The earliest extant examples of cooking recipes are to be found in Mesopotamia, thirty-four of them written in Akkadian cuneiform on three clay tablets from the 18th century before the Christian era (BCE), and an additional one from the 6th/5th c. BCE.
In ancient Greece, the first cookery books emerged in the second half of the fifth century BCE, but only fragments remain. The only recipe collection from Antiquity that has survived in its entirety dates back to the reign of Emperor Tiberius (4th century CE); De re coquinaria (‘On cooking’) contains 478 recipes from a wide variety of sources, and is attributed to Caelius Apicius .
Whilst it would take another ten centuries for other cookery books to be produced in the European continent, the Arabic culinary tradition burst onto the scene with a bang in the middle of the tenth century, when a certain al-Warrāq, about whose life nothing is known, compiled a culinary treatise titled Kitāb al-ṭabīkh [wa iṣlāḥ al-aghdiyya al-ma’kulāt wa ṭayyib al-aṭʿima al-maṣnū`āt] (‘The Book of Dishes, the best food and the finest preparations’), which contains over 600 recipes.

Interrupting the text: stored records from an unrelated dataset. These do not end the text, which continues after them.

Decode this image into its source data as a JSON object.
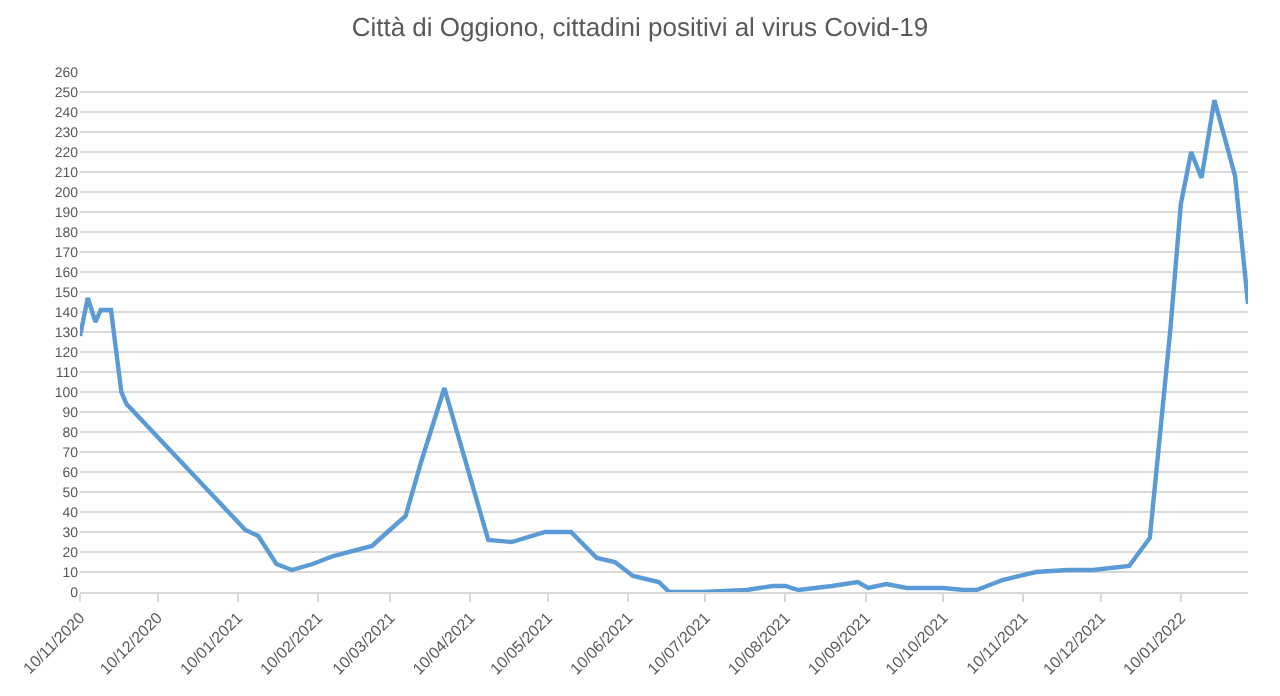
{
  "chart_data": {
    "type": "line",
    "title": "Città di Oggiono, cittadini positivi al virus Covid-19",
    "x": [
      "2020-11-10",
      "2020-11-13",
      "2020-11-16",
      "2020-11-18",
      "2020-11-22",
      "2020-11-26",
      "2020-11-28",
      "2021-01-13",
      "2021-01-18",
      "2021-01-25",
      "2021-01-31",
      "2021-02-08",
      "2021-02-16",
      "2021-03-03",
      "2021-03-09",
      "2021-03-16",
      "2021-03-22",
      "2021-03-31",
      "2021-04-17",
      "2021-04-26",
      "2021-05-09",
      "2021-05-19",
      "2021-05-29",
      "2021-06-05",
      "2021-06-12",
      "2021-06-22",
      "2021-06-26",
      "2021-07-09",
      "2021-07-26",
      "2021-08-05",
      "2021-08-10",
      "2021-08-15",
      "2021-08-28",
      "2021-09-07",
      "2021-09-11",
      "2021-09-18",
      "2021-09-26",
      "2021-10-10",
      "2021-10-18",
      "2021-10-23",
      "2021-11-02",
      "2021-11-15",
      "2021-11-27",
      "2021-12-07",
      "2021-12-21",
      "2021-12-29",
      "2022-01-06",
      "2022-01-10",
      "2022-01-14",
      "2022-01-18",
      "2022-01-23",
      "2022-01-31",
      "2022-02-05"
    ],
    "series": [
      {
        "color": "#5b9bd5",
        "values": [
          128,
          147,
          135,
          141,
          141,
          100,
          94,
          31,
          28,
          14,
          11,
          14,
          18,
          23,
          30,
          38,
          65,
          102,
          26,
          25,
          30,
          30,
          17,
          15,
          8,
          5,
          0,
          0,
          1,
          3,
          3,
          1,
          3,
          5,
          2,
          4,
          2,
          2,
          1,
          1,
          6,
          10,
          11,
          11,
          13,
          27,
          132,
          194,
          220,
          207,
          246,
          208,
          144
        ]
      }
    ],
    "xlim": [
      "2020-11-10",
      "2022-02-05"
    ],
    "xticks": [
      {
        "value": "2020-11-10",
        "label": "10/11/2020"
      },
      {
        "value": "2020-12-10",
        "label": "10/12/2020"
      },
      {
        "value": "2021-01-10",
        "label": "10/01/2021"
      },
      {
        "value": "2021-02-10",
        "label": "10/02/2021"
      },
      {
        "value": "2021-03-10",
        "label": "10/03/2021"
      },
      {
        "value": "2021-04-10",
        "label": "10/04/2021"
      },
      {
        "value": "2021-05-10",
        "label": "10/05/2021"
      },
      {
        "value": "2021-06-10",
        "label": "10/06/2021"
      },
      {
        "value": "2021-07-10",
        "label": "10/07/2021"
      },
      {
        "value": "2021-08-10",
        "label": "10/08/2021"
      },
      {
        "value": "2021-09-10",
        "label": "10/09/2021"
      },
      {
        "value": "2021-10-10",
        "label": "10/10/2021"
      },
      {
        "value": "2021-11-10",
        "label": "10/11/2021"
      },
      {
        "value": "2021-12-10",
        "label": "10/12/2021"
      },
      {
        "value": "2022-01-10",
        "label": "10/01/2022"
      }
    ],
    "ylim": [
      0,
      260
    ],
    "yticks": [
      0,
      10,
      20,
      30,
      40,
      50,
      60,
      70,
      80,
      90,
      100,
      110,
      120,
      130,
      140,
      150,
      160,
      170,
      180,
      190,
      200,
      210,
      220,
      230,
      240,
      250,
      260
    ],
    "grid": "y",
    "marker": "none",
    "line_style": "solid"
  }
}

For centuries to come, gastronomic writing would remain the solve preserve of the Arab-Muslim world, with manuals being produced in the East (Baghdad, Aleppo, Egypt) and West (Muslim Spain, Morocco, Tunisia).
Nearly thirty culinary treatises are known by name only from al-Warrāq’s time, and before, the earliest probably dating back to the late 8th/early 9th c.
In addition, a total of nine complete cookery books have survived, containing a total of nearly four thousand (!) recipes.
The authorship of the books is not always straightforward, and in most — if not all — cases, they are compilations, with possible additions by the compiler. It is, however, certain that they were written/compiled as guides for cooks, rather than for the general public.
The importance of gastronomy in Arab culture, especially during the Abbasid caliphate, is also evidenced by the fact that culinary treatises were not the sole preserve of the practitioner, and a number of scholars, poets and even several calliphs are known to have contributed to the genre. Unfortunately, none of their works has survived.
The list below shows that 13th century may be called the Golden Age of Arabic cookery books as it witnessed no fewer than five. After another text in the 14th century, the final Arabic culinary treatise until the modern age was compiled in the first half of the 15th century.
- Muḥammad Ibn al-Ḥasan Ibn Muḥammad Ibn Karīm al-Kātib al-Baghdādī: Kitāb al-ṭabīkh [161 recipes] – [Baghdad]
- Anon., al-Wuṣla ilā ‘l-ḥabīb fī Waṣf al-ṭayyibāt wa ‘l-ṭīb (‘Reaching the Beloved through the Description of Delicious Foods and Flavourings) [635 recipes]– [Aleppo]
- Anon., Kitāb al ṭabīkh [526 recipes] – [Spain (al-Andalus)]
- Abū l-Ḥasan ʿAlī Ibn Muḥammad al-Tujībī, Fuḍālat al-khiwān fī ṭayyibāt al-ṭaʿām wa ‘l-alwān (‘Delicacies of the Table as regards the Finest Foods and Dishes’) [428 recipes] – [al-Andalus]
- Kanz al-Fawā’id fī tanwīʿ al-Mawā’id (‘Treasure of Benefits in the Variety of Dishes’) [839 recipes] – [Egypt]
Anon. Kitāb Waṣf al-aṭʿima al-muʿtāda (‘The Book of the Description of Familiar Foods’) [480 recipes] – [Egypt]
- Jamāl al-Dīn Yūsuf Ibn Ḥasan Ibn ʿAbd al-Hādī al-Ṣāliḥī, Ibn al-Mibrad (al-Mubarrad) (1437-1503), Kitāb al-ṭibākha [44 recipes] – [Damascus]
- Shihāb al-Dīn Aḥmad Ibn Mubārak Shāh (1403-1458), Zahr al-ḥadīqa fi ‘l-aṭʿima al-anīqa (‘Garden flowers in elegant food’). [332 recipes] – [Egypt]
Other gastronomic writings
In addition to the rich cookery book tradition, food and gastronomy figure prominently in other types of writing as well, ranging from literature to medical treatises. The latter genre, in particular, contains numerous references to food, due the links between food and health within the humoral theory that underpinned medicine in the period.